Reviewed by Robert Goodman.
By John Grisham, Hachette, $32.99.
John Grisham’s first book A Time to Kill was set in the fictional town of Clanton in the Mississippi region of Ford County. He has returned to Ford County a few times in his career and in The Reckoning he is back again. This is Clanton in 1946, just after the end of the Second World War, still surviving on cotton and low paid labour. When the book opens Pete Banning is preparing to commit an act which will reverberate through that small community for years to come.
Pete Banning, latest in a long line of cotton farmers in Clanton, returned from the war a changed man. He had been missing presumed dead, his family having been notified of his death three years earlier. His experiences in the war, which he refuses to share but which are detailed later in the book, shaped him and his outlook on life. When the book opens, Pete plans and carries out a murder. He walks into the Methodist church, kills the preacher Dexter Bell, and essentially admits to the crime but refuses to explain why he did it. The crime splits the small community, many of whom revered Pete as a decorated serviceman.
While this is essentially a historical novel, Grisham can not get away from the fact that some form of legal wrangling is required. The problem for this narrative though, is that there is no drama. While Pete refuses to explain himself, the case is essentially open and shut. The legal aspects are told in excruciating detail, and from multiple points of view, down to the court clerk who puts the heaters on in the morning. But this detailing of the court case, and all of those legal manoeuvrings that follow over appeals and assets, are unable to hide the complete lack of tension. While Pete remains stoic and his grown children try to salvage their lives, there is very little to hook the reader. To the point where Pete’s lawyer complains about the fact that there is nothing for him to do.
The middle section of the book recounts Pete’s horrific experiences as part of the Bataan death march.
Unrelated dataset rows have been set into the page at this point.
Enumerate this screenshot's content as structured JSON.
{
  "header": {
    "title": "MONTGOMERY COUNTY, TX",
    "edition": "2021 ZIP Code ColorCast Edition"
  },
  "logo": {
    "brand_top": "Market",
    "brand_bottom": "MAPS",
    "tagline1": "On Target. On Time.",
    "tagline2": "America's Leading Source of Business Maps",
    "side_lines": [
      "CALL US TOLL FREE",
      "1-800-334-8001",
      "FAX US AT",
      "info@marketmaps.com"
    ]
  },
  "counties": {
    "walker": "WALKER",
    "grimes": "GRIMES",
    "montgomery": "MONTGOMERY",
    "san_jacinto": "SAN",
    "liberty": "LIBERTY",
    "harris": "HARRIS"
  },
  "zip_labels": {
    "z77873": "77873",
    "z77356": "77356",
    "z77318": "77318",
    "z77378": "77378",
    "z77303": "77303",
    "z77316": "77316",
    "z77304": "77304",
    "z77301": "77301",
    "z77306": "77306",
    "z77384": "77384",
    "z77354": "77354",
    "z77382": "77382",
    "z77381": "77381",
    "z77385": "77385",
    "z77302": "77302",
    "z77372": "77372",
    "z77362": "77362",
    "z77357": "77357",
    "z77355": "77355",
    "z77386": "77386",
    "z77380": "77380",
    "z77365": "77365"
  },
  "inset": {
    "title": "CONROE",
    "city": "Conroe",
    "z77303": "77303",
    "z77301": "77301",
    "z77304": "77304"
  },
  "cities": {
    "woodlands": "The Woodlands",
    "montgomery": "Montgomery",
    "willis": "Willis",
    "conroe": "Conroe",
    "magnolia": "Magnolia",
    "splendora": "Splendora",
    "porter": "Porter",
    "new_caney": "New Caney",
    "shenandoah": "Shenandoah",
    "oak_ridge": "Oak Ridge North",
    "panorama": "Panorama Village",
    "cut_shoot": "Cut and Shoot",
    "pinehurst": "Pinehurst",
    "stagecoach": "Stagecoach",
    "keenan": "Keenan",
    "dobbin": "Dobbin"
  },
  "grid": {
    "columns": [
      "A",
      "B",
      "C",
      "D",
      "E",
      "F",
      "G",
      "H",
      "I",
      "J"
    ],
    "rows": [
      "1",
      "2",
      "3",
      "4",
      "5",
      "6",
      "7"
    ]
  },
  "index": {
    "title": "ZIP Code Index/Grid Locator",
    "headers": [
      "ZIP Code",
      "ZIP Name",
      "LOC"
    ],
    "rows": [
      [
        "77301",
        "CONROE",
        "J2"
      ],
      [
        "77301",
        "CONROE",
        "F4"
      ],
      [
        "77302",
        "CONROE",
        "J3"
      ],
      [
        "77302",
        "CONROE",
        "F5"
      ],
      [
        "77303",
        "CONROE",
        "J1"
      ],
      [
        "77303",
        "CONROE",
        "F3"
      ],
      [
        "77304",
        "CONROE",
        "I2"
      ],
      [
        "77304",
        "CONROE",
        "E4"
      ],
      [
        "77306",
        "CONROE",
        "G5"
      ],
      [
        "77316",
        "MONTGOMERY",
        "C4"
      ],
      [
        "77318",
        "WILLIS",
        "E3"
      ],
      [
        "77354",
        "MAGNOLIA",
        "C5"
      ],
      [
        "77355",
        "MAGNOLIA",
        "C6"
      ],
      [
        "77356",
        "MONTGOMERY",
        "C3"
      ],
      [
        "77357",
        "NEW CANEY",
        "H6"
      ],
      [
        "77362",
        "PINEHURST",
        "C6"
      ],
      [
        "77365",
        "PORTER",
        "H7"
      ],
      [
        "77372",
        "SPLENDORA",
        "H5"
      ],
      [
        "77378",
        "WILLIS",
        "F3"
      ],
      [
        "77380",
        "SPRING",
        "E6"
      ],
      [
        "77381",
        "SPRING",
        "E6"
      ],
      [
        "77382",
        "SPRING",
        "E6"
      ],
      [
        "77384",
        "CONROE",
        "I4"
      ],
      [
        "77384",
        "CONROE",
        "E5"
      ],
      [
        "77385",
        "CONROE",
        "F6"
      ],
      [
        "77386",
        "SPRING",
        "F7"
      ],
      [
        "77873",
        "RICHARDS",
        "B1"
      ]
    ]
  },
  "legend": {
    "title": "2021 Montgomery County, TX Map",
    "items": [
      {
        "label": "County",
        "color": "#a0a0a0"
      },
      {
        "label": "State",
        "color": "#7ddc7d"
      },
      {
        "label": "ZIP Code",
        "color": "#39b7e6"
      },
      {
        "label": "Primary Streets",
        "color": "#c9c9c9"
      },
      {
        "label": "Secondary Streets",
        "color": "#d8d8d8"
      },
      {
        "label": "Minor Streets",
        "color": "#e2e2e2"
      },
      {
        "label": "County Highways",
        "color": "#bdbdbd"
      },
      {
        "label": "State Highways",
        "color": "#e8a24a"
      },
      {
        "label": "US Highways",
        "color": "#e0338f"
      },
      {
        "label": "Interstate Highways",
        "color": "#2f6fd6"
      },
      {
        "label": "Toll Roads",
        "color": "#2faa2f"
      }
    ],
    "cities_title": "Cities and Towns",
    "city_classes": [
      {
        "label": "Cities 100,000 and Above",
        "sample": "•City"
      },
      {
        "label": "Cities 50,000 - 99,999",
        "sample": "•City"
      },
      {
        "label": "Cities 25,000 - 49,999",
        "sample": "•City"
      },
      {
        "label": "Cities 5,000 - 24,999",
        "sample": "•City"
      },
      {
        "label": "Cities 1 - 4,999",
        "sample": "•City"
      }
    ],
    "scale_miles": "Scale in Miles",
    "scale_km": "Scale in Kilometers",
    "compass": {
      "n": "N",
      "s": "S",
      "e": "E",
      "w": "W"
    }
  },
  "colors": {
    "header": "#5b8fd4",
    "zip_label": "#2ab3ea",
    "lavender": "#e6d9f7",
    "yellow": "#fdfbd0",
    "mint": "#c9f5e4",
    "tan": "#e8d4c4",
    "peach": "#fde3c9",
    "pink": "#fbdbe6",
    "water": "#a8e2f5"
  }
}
When the US army was overrun in the Philippines early in World War Two its soldiers were treated appallingly by the Japanese – force-marched across the island, riddled by tropical diseases and with little food or water, beaten and bayonetted when they fell out of line – those who survived became shadows of their former selves. While there is a very brief consideration of how this experience might have affected Pete’s decisions, Grisham never uses this information to explain away his actions. In fact, the explanation when it does come, has little connection to this history.
The Reckoning is a strange amalgam. Grisham built his narrative on a true story from the 30s of a man who killed a priest in cold blood and refused to explain himself. He attached to this the equally true story of the experiences of the US Military in the Philippines in World War II. And being a legal thriller writer, tries to tell it mainly through the lens of the law governing murder trials and their aftermath. But, unfortunately, while much of the subject matter is interesting, none of it really works in this context. The court cases, all of them, are a foregone conclusion. The history, while interesting, is told in such an expository style as to lose most of its impact. The characters are not interesting enough to make the reader care. And the final reveals, when they come, feel anti-climactic. Grisham fans eagerly await his yearly product, but it is questionable whether even they will have the patience to stick with this one.